NASP Director Mark Shurben-Browne said the market had reached saturation point, with companies receiving 10-20 CVs a day, while many firms were trying to reduce costs by hiring staff from eastern Europe, particularly Serbs and Croats.

“One company sacked half their British workforce and replaced them with cheaper guys with a special forces background from eastern Europe,” Shurben-Browne said.

“The companies are mixing the teams up, keeping two or three expat or British guys on in a team with the rest from eastern Europe,” he was quoted as saying by the Guardian newspaper Monday.

Former British military officers could reportedly earn salaries of hundreds of thousands of pounds a year working as mercenaries and security guards overseas.
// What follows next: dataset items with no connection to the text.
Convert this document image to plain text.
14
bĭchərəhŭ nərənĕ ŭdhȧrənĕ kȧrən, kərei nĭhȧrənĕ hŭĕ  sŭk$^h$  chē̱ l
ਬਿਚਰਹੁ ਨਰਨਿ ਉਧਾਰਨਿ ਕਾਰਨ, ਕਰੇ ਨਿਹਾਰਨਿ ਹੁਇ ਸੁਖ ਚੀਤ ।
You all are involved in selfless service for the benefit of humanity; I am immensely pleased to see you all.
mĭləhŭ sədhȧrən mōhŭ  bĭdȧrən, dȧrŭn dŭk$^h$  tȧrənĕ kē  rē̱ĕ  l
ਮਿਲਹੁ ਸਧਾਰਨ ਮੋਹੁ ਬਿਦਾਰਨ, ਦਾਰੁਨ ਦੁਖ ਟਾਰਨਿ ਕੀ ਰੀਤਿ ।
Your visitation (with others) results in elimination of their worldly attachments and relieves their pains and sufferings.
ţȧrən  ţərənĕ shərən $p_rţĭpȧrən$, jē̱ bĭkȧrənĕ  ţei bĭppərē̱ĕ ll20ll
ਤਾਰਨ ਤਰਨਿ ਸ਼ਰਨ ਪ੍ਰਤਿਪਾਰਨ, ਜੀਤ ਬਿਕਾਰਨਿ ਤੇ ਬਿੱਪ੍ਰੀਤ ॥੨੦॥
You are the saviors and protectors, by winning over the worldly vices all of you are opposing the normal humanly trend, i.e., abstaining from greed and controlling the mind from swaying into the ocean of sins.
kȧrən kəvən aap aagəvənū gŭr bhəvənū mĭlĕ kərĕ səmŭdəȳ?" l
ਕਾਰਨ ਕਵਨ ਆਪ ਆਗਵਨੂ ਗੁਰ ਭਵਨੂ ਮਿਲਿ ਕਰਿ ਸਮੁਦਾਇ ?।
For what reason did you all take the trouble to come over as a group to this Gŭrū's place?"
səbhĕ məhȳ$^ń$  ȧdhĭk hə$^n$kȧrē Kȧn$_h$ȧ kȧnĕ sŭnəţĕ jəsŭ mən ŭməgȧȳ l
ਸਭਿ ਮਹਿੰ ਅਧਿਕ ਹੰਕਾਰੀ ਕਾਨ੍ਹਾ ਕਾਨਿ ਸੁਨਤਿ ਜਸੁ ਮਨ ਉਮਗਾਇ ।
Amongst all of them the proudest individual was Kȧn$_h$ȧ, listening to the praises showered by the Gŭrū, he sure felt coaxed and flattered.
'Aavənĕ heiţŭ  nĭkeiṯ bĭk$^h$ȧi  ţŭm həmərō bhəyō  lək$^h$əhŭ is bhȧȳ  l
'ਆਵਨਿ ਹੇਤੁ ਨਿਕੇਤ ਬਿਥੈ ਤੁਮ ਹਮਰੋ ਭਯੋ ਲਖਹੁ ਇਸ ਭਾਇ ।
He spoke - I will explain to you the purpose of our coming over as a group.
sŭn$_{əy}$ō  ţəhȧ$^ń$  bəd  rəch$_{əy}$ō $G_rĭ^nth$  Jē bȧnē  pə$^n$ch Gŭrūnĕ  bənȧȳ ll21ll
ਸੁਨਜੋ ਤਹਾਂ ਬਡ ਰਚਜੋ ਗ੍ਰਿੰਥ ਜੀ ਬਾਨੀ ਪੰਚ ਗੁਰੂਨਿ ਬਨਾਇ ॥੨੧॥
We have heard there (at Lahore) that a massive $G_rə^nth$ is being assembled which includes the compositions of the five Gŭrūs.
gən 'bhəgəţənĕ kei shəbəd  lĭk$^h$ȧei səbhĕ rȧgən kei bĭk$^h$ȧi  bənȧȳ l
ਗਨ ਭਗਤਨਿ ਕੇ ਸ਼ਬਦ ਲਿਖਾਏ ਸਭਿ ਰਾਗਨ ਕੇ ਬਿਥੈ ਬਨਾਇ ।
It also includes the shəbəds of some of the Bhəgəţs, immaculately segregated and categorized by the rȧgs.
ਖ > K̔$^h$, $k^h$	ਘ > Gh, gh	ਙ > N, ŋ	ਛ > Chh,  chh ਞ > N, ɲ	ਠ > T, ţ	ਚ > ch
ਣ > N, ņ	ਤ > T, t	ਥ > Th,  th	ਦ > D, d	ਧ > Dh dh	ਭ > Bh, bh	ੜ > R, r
But according to Andy Bearpark, director general of the British Association of Private Security Companies, the figure is more likely now to be around just pnds 50,000 (dlrs 75,000).

Bearpark said that he heard of Fijians, Gurkhas, Ukrainians and Sierra Leoneans being employed, usually on much lower wages than UK and US personnel.

“There was a US firm which was not even paying Sierra Leoneans 10 percent of what they paid their US staff,” he said.

“The average guy is earning pnds 40,000-pnds 45,000 in Afghanistan, which is nothing like what people were earning in Iraq,” he also said.